Aspectos mejorables:
- Ausencia de sello perimetral de goma o espuma que mejore la estanqueidad frente a posibles fugas laterales; en cajas con tolerancias altas podría permitir paso de aire sin filtrar.
- El marco de plástico, aunque rígido, podría beneficiarse de un refuerzo en las esquinas para evitar posibles deformaciones tras múltiples ciclos de instalación/extracción en vehículos con cajas de filtrado muy ajustadas.

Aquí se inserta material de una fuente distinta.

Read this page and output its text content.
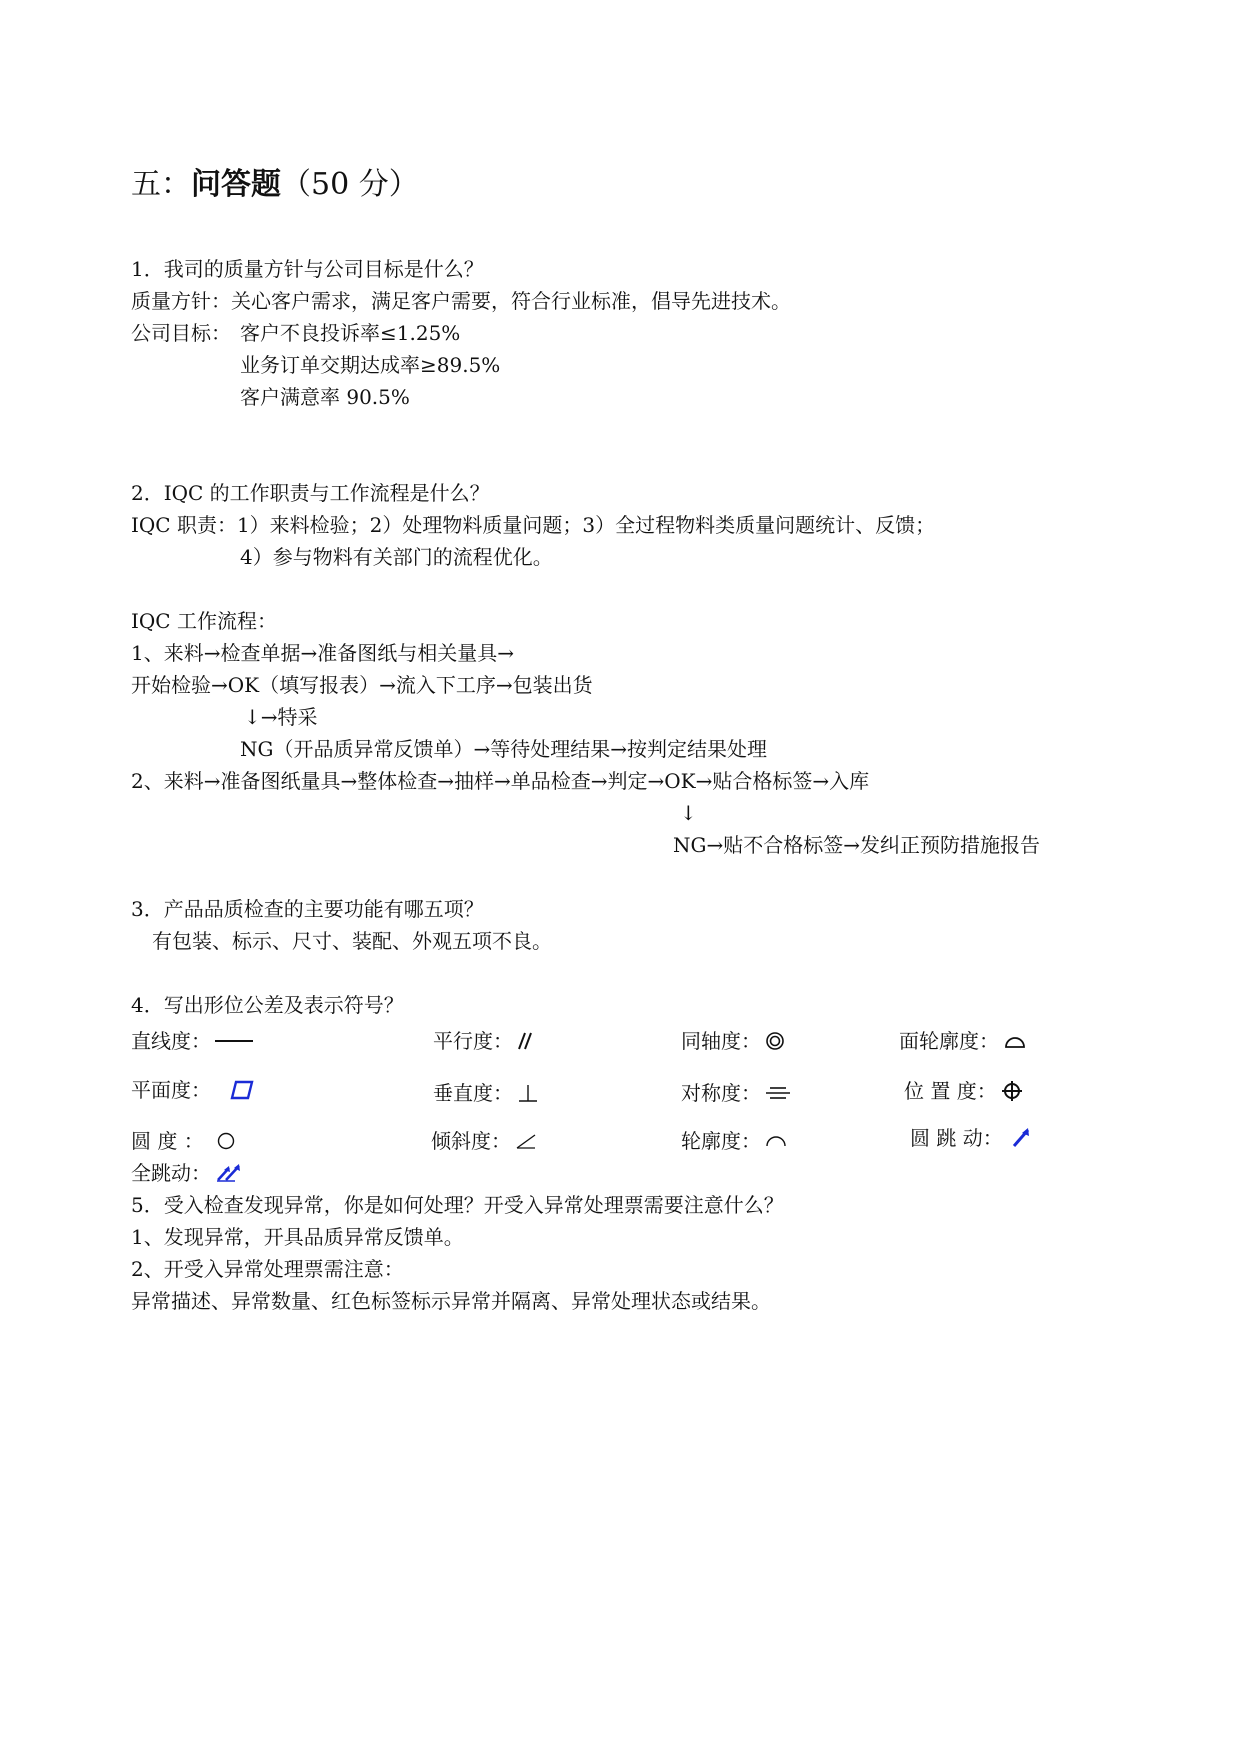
五：问答题（50 分）
1．我司的质量方针与公司目标是什么？
质量方针：关心客户需求，满足客户需要，符合行业标准，倡导先进技术。
公司目标： 客户不良投诉率≤1.25%
业务订单交期达成率≥89.5%
客户满意率 90.5%
2．IQC 的工作职责与工作流程是什么？
IQC 职责：1）来料检验；2）处理物料质量问题；3）全过程物料类质量问题统计、反馈；
4）参与物料有关部门的流程优化。
IQC 工作流程：
1、来料→检查单据→准备图纸与相关量具→
开始检验→OK（填写报表）→流入下工序→包装出货
↓→特采
NG（开品质异常反馈单）→等待处理结果→按判定结果处理
2、来料→准备图纸量具→整体检查→抽样→单品检查→判定→OK→贴合格标签→入库
↓
NG→贴不合格标签→发纠正预防措施报告
3．产品品质检查的主要功能有哪五项？
有包装、标示、尺寸、装配、外观五项不良。
4．写出形位公差及表示符号？
直线度：	平行度：	同轴度：	面轮廓度：
平面度：	垂直度：	对称度：	位 置 度：
圆 度 ：	倾斜度：	轮廓度：	圆 跳 动：
全跳动：
5．受入检查发现异常，你是如何处理？开受入异常处理票需要注意什么？
1、发现异常，开具品质异常反馈单。
2、开受入异常处理票需注意：
异常描述、异常数量、红色标签标示异常并隔离、异常处理状态或结果。
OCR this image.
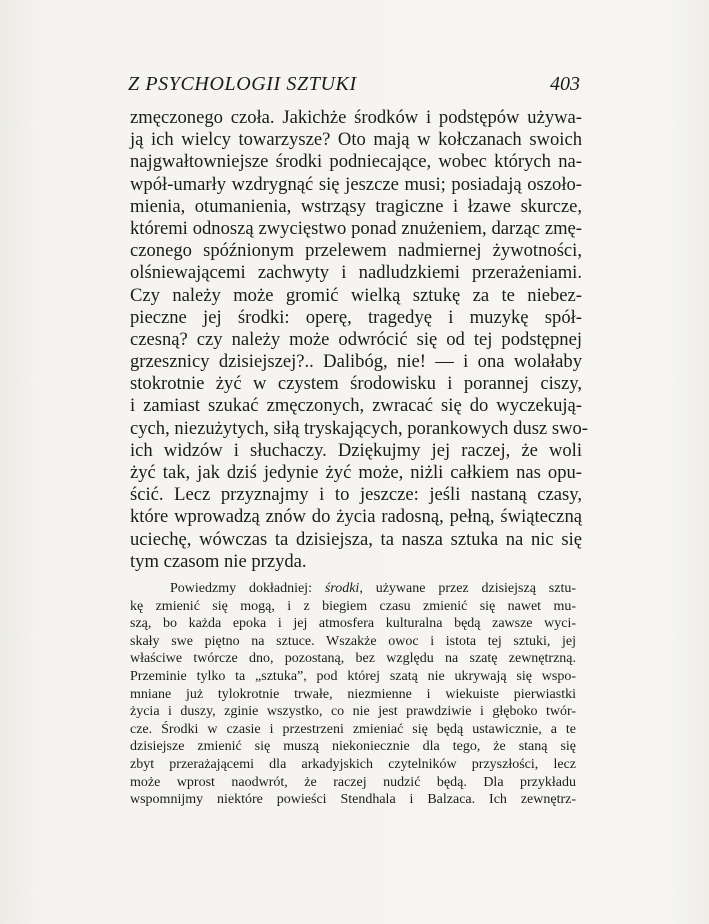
Z PSYCHOLOGII SZTUKI	403
zmęczonego czoła. Jakichże środków i podstępów używa-
ją ich wielcy towarzysze? Oto mają w kołczanach swoich
najgwałtowniejsze środki podniecające, wobec których na-
wpół-umarły wzdrygnąć się jeszcze musi; posiadają oszoło-
mienia, otumanienia, wstrząsy tragiczne i łzawe skurcze,
któremi odnoszą zwycięstwo ponad znużeniem, darząc zmę-
czonego spóźnionym przelewem nadmiernej żywotności,
olśniewającemi zachwyty i nadludzkiemi przerażeniami.
Czy należy może gromić wielką sztukę za te niebez-
pieczne jej środki: operę, tragedyę i muzykę spół-
czesną? czy należy może odwrócić się od tej podstępnej
grzesznicy dzisiejszej?.. Dalibóg, nie! — i ona wolałaby
stokrotnie żyć w czystem środowisku i porannej ciszy,
i zamiast szukać zmęczonych, zwracać się do wyczekują-
cych, niezużytych, siłą tryskających, porankowych dusz swo-
ich widzów i słuchaczy. Dziękujmy jej raczej, że woli
żyć tak, jak dziś jedynie żyć może, niżli całkiem nas opu-
ścić. Lecz przyznajmy i to jeszcze: jeśli nastaną czasy,
które wprowadzą znów do życia radosną, pełną, świąteczną
uciechę, wówczas ta dzisiejsza, ta nasza sztuka na nic się
tym czasom nie przyda.
Powiedzmy dokładniej: środki, używane przez dzisiejszą sztu-
kę zmienić się mogą, i z biegiem czasu zmienić się nawet mu-
szą, bo każda epoka i jej atmosfera kulturalna będą zawsze wyci-
skały swe piętno na sztuce. Wszakże owoc i istota tej sztuki, jej
właściwe twórcze dno, pozostaną, bez względu na szatę zewnętrzną.
Przeminie tylko ta „sztuka”, pod której szatą nie ukrywają się wspo-
mniane już tylokrotnie trwałe, niezmienne i wiekuiste pierwiastki
życia i duszy, zginie wszystko, co nie jest prawdziwie i głęboko twór-
cze. Środki w czasie i przestrzeni zmieniać się będą ustawicznie, a te
dzisiejsze zmienić się muszą niekoniecznie dla tego, że staną się
zbyt przerażającemi dla arkadyjskich czytelników przyszłości, lecz
może wprost naodwrót, że raczej nudzić będą. Dla przykładu
wspomnijmy niektóre powieści Stendhala i Balzaca. Ich zewnętrz-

- No se especifica la capacidad de absorción del carbón en gramos, lo que dificulta estimar su vida útil frente a filtros que sí publican dicho dato.
Veredicto del experto
Tras probar el filtro THREEON en tres modelos diferentes y en condiciones de uso mayormente urbano, puedo afirmar que cumple con su función principal de mejorar la calidad del aire interior al reducir olores y partículas sospensas sin afectar negativamente el rendimiento del sistema de climatización. Es una opción razonable para conductores que pasan mucho tiempo en ciudad y buscan un plus de confort olfativo sin realizar modificaciones mayores en el vehículo. Si bien no sustituye a un filtro de alta eficiencia para partículas finas (HEPA) ni garantiza una eliminación total de compuestos químicos en escenarios extremos, su relación calidad‑precio y facilidad de montaje lo posicionan como una alternativa válida dentro del segmento de filtros de cabina de reemplazo estándar. Lo recomendaría como mantenimiento preventivo, siempre que se revise el estado de la guía de instalación y se acorte el intervalo de cambio en entornos con alta carga contaminante.